Voleur d’ombres 6

Il arriva sur de larges avenues qui, malgré les débris qui jonchaient le sol de part et d’autre, restaient boisées et lumineuses. Déjà, pourtant, entre les pavés de marbre ciselé, apparaissaient quelques touffes d’herbes folles ou de pissenlits en fleurs. L’eau avait, comme à son habitude, causé des dégâts énormes et particulièrement visibles. Des murs s’étaient effondrés, des vitres avaient explosé, des dalles de marbre, des planches de chênes ou d’ormes furent soulevées par le déferlement et la succession des vagues salées.

Pour une fois, il avait conscience d’être seul au monde. Pour une fois, l’univers tournait autour de lui.

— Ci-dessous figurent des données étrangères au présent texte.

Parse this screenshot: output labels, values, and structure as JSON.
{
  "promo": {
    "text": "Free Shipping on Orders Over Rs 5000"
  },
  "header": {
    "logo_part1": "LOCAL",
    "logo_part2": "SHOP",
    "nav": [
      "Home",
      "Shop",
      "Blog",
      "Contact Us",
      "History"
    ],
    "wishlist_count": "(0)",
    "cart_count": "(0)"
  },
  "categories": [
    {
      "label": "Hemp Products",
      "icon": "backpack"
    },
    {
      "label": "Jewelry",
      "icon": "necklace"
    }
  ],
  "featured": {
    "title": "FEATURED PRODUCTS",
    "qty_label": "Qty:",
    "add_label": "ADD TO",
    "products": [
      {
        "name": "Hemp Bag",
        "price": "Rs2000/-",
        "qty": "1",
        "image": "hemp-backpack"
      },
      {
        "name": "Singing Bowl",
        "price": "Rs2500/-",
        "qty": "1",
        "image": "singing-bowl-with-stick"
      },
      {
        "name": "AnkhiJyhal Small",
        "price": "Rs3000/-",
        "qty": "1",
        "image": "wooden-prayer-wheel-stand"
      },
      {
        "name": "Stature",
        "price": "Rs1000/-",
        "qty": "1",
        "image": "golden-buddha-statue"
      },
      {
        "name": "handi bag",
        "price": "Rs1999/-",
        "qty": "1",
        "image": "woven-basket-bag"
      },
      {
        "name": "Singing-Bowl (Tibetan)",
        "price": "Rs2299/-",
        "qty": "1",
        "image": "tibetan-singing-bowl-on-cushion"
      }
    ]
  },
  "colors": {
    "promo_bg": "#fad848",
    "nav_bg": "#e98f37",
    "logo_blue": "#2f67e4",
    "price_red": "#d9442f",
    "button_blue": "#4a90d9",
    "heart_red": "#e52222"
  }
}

Il était le chainon manquant, la clé de voute d’un univers qui s’effondrait. Longtemps, il s’était vu et avait vécu comme un clandestin dans la vie des autres. Il se sentait de passage partout jusqu’à maintenant, ne semblant jamais marquer la vie des autres, la vie des vrais gens.

Ses histoires d’amour s’étaient toujours soldées par de pitoyables échecs. Son premier amour était parti, du jour au lendemain, ailleurs, sans laissé d’adresse et encore moins de raison. Son second et son troisième, forcément il avait cumulé les déceptions parce que quand les choses ne durent pas, elles sont plus souvent reproduites, l’avaient quitté pour retourner avec un ancien amour perdu. Ces histoires n’avaient pas duré et pourtant elles n’étaient pas revenues vers lui. Peut être même qu’il aurait pardonné parce qu’il faisait partie de ces gens qui donnait à l’amour, une place au-delà des règles et de la raison. Il vouait à l’amour une sorte de culte. Il aimait aimer mais il savait désormais le prix de cet amour alors il reculait toujours au plus cette échéance.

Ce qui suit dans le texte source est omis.